Consider that game design and learning aren't magical happenings that exist outside of common sense and reasoning. Consider that learning anything well involves some exposure, experimentation, repetition, reflection, and even guidance. And consider that all of our experiences stack upon each other making up who we are, how we think, and how we understand everything else we experience.
Consider that everything we do is serious to our brains. Whether in class or in a boss battle our brains are absorbing our experiences and organizing them by connecting similar ideas/activities and recognizing patterns. Video games are unlike anything else out there. Each game has its own set of rules and ways to interact with the system. Because video games can be so fun, it's not uncommon for players to put many hours into a game. It's also not uncommon for players to improve over time.

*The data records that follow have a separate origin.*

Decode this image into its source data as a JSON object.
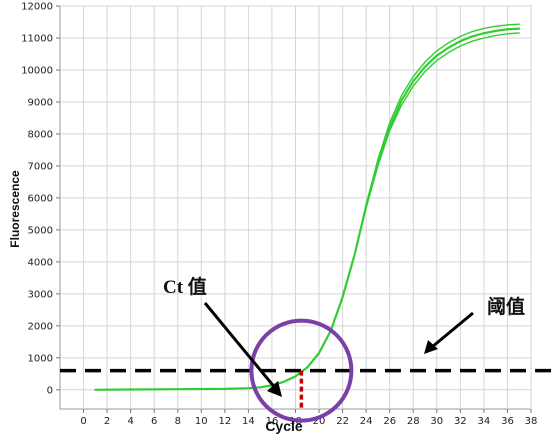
{
  "chart_data": {
    "type": "line",
    "xlabel": "Cycle",
    "ylabel": "Fluorescence",
    "xlim": [
      -2,
      38
    ],
    "ylim": [
      -600,
      12000
    ],
    "x_ticks": [
      0,
      2,
      4,
      6,
      8,
      10,
      12,
      14,
      16,
      18,
      20,
      22,
      24,
      26,
      28,
      30,
      32,
      34,
      36,
      38
    ],
    "y_ticks": [
      0,
      1000,
      2000,
      3000,
      4000,
      5000,
      6000,
      7000,
      8000,
      9000,
      10000,
      11000,
      12000
    ],
    "grid": true,
    "series": [
      {
        "color": "#33cc33",
        "x": [
          1,
          4,
          8,
          12,
          14,
          15,
          16,
          17,
          18,
          19,
          20,
          21,
          22,
          23,
          24,
          25,
          26,
          27,
          28,
          29,
          30,
          31,
          32,
          33,
          34,
          35,
          36,
          37
        ],
        "y": [
          0,
          10,
          20,
          30,
          50,
          80,
          140,
          250,
          420,
          700,
          1150,
          1850,
          2900,
          4200,
          5700,
          7000,
          8100,
          8900,
          9500,
          9950,
          10300,
          10550,
          10750,
          10900,
          11000,
          11080,
          11130,
          11160
        ]
      },
      {
        "color": "#33cc33",
        "x": [
          1,
          4,
          8,
          12,
          14,
          15,
          16,
          17,
          18,
          19,
          20,
          21,
          22,
          23,
          24,
          25,
          26,
          27,
          28,
          29,
          30,
          31,
          32,
          33,
          34,
          35,
          36,
          37
        ],
        "y": [
          0,
          10,
          20,
          30,
          50,
          80,
          140,
          250,
          420,
          700,
          1150,
          1850,
          2900,
          4200,
          5750,
          7100,
          8200,
          9050,
          9650,
          10100,
          10450,
          10700,
          10900,
          11050,
          11150,
          11220,
          11270,
          11290
        ]
      },
      {
        "color": "#33cc33",
        "x": [
          1,
          4,
          8,
          12,
          14,
          15,
          16,
          17,
          18,
          19,
          20,
          21,
          22,
          23,
          24,
          25,
          26,
          27,
          28,
          29,
          30,
          31,
          32,
          33,
          34,
          35,
          36,
          37
        ],
        "y": [
          0,
          10,
          20,
          30,
          50,
          80,
          140,
          250,
          420,
          700,
          1150,
          1850,
          2900,
          4200,
          5800,
          7200,
          8350,
          9200,
          9800,
          10250,
          10600,
          10850,
          11050,
          11200,
          11300,
          11370,
          11410,
          11430
        ]
      }
    ],
    "threshold": {
      "y": 600,
      "color": "#000000"
    },
    "ct_marker": {
      "x": 18.5,
      "color": "#cc0000"
    },
    "circle": {
      "cx": 18.5,
      "cy": 600,
      "color": "#7b3fa8"
    },
    "annotations": {
      "ct_label": "Ct 值",
      "threshold_label": "阈值"
    }
  }
}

So I thought about the different concepts that different games iron into players through their rules, structured interactive environment, and repetition. Simply doing what it takes to get from point A to point B in a video game can force us to internalize many different concepts. The following is a short list of some of the concepts players can pick up while playing specific video games.
- Tetris: a kind of division with remainders or factoring out elements by whole amounts
- Picross: counting and deductive reasoning
- Guitar Hero (any game with combo multipliers): multiplication
- Katamari Damacy: volume and scale
- 2D Mario Platformers: projectile motion
- Little Big Planet: programming logic
- World of Goo: 2D physics based structures and bridges
- Professor Layton: reading comprehension, logic, and analytical skills
- Rhythm Heaven (music rhythm games in general): rhythm and timing
- Sudoku: deductive reasoning
- Sim Life: biology and evolution
- Pokemon: genetic variation
- StarCraft (RTSs in general):resource management, calculus
- Portal: 3D spatial reasoning
- player stats (game stats in general): processing data sheets
- Metroid/Zelda series (many other games as well): map building and reading skills
- Simon: memorization
- Team based/ Co op games: team work, group dynamics, role assignment
- The Typing of the Dead: typing.
I'm confident that the accelerated rate that I progressed through my beginning piano lessons was due to my experience with video games. After playing games like Super Mario Brothers 3 and Mega Man, playing Mary Had A Little Lamb on a 5 button controller (the piano) was a piece of cake.